Coach Don Coryell has also announced that he is totally committed to a 3-4 defensive alignment up front after experimenting with both 3-4 and 4-3 sets there last year. Switching back and forth in 1982 caused confusion and did not generate the proper enthusiasm among the players, who had to try to make it work. And sometimes harmony and esprit de corps can provide more tackles than two teams of crack middle linebackers.

Coryell has a locker room of defensive players who will be competing against each other for regular positions. One of the prize rookies is 6 ft. 3 in., 230 -lb. Billy Ray Smith Jr., of Arkansas, who is projected as an inside linebacker. Smith was the first defensive star selected in the 1983 draft and the fifth player taken overall.

His father, Billy Ray Sr., played 14 years with the Baltimore Colts and was an all-pro defensive tackle. The son, who started 48 games during his four years at Arkansas, is reputed to be just as tough. He didn't take any easy academic ride, either, graduating with a degree in finance and banking.

Prior to the '83 draft, the Chargers gave up a fourth- and an eighth-round pick to the Chicago Bears for cornerback Reuben Henderson, strengthening another spot that San Diego tried to defend last year with mannequins dressed as football players.

While San Diego probably will still have 50 fewer defenses than Tom Landry's Dallas Cowboys, many of the concepts will be the same. Basically it all comes down to execution and desire anyway, and this year Chargers' defensive coordinator Tom Bass says he senses a feeling of pride in his unit that wasn't there last season.

Offensively the Chargers invariably have the best aerial show in football. In quarterback Dan Fouts, Coryell has a passer who can throw short or deep, over the middle or to the sidelines, and can also frequently out-think the opposition. In the last 64 games Fouts has started for San Diego, the Chargers have won better than 70 percent of the time.

Of course Dan also has three of the NFL's best pass receivers in Wes Chandler , Charlie Joiner, and Kellen Winslow. Chandler, whose speed makes him a constant long bomb threat, averaged 129 yards per game during the strike-abbreviated 1982 season on 49 catches. Winslow led the American Conference in passes caught for the third straight year with 54. Joiner, the 15-year veteran whose 531 lifetime catches rank him ninth on the NFL's all-time receiving list, grabbed 36 aerials last season.

But the Main Man is still Fouts, who is not known for his speed or ability to scramble, but rather for a combination of intelligence, stamina, and mental toughness to go along with his ability to hit his receivers so consistently.

The fact that San Diego uses the pass the way most teams rely on the running game makes Fouts highly visible. Even though most league scouts consider Dan's throwing arm no more than average, they are quick to rave about his ability to put just the right speed and loft on the football.
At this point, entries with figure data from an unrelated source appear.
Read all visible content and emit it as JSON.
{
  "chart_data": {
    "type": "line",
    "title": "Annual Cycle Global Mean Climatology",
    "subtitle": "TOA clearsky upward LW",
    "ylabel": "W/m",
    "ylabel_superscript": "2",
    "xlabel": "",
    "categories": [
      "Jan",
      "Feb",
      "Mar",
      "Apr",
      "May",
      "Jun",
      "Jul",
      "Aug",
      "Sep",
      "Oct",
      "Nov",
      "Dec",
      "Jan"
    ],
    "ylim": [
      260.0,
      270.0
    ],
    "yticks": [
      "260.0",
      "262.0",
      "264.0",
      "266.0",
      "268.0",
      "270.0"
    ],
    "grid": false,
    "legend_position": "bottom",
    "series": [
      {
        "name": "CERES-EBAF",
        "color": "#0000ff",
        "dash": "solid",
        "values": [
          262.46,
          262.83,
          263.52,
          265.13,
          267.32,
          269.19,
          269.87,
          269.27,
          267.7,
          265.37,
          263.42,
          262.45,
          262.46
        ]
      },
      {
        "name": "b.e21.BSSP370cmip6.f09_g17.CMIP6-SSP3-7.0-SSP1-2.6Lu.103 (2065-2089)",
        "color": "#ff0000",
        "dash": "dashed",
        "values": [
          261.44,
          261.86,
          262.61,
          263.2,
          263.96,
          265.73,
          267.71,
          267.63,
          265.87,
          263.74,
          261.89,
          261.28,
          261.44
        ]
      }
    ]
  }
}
The man who took the rough edges off Fouts at the pro level was Bill Walsh, the current head coach of the San Francisco 49ers, who became offensive coordinator for the Chargers in 1976. Though Walsh stayed in San Diego only one year before taking the head job at Stanford, he worked to improve Dan's mechanics and also taught him how to read defenses and when to change plays at the line of scrimmage.

Even before they raided the United States Football League to sign running back Gary Anderson of the Tampa Bay Bandits, the Chargers were already a Super Bowl-caliber team offensively. But until this year, they never seemed to have their defensive priorities straight. They still might not, although all their efforts in that direction so far seem to make sense.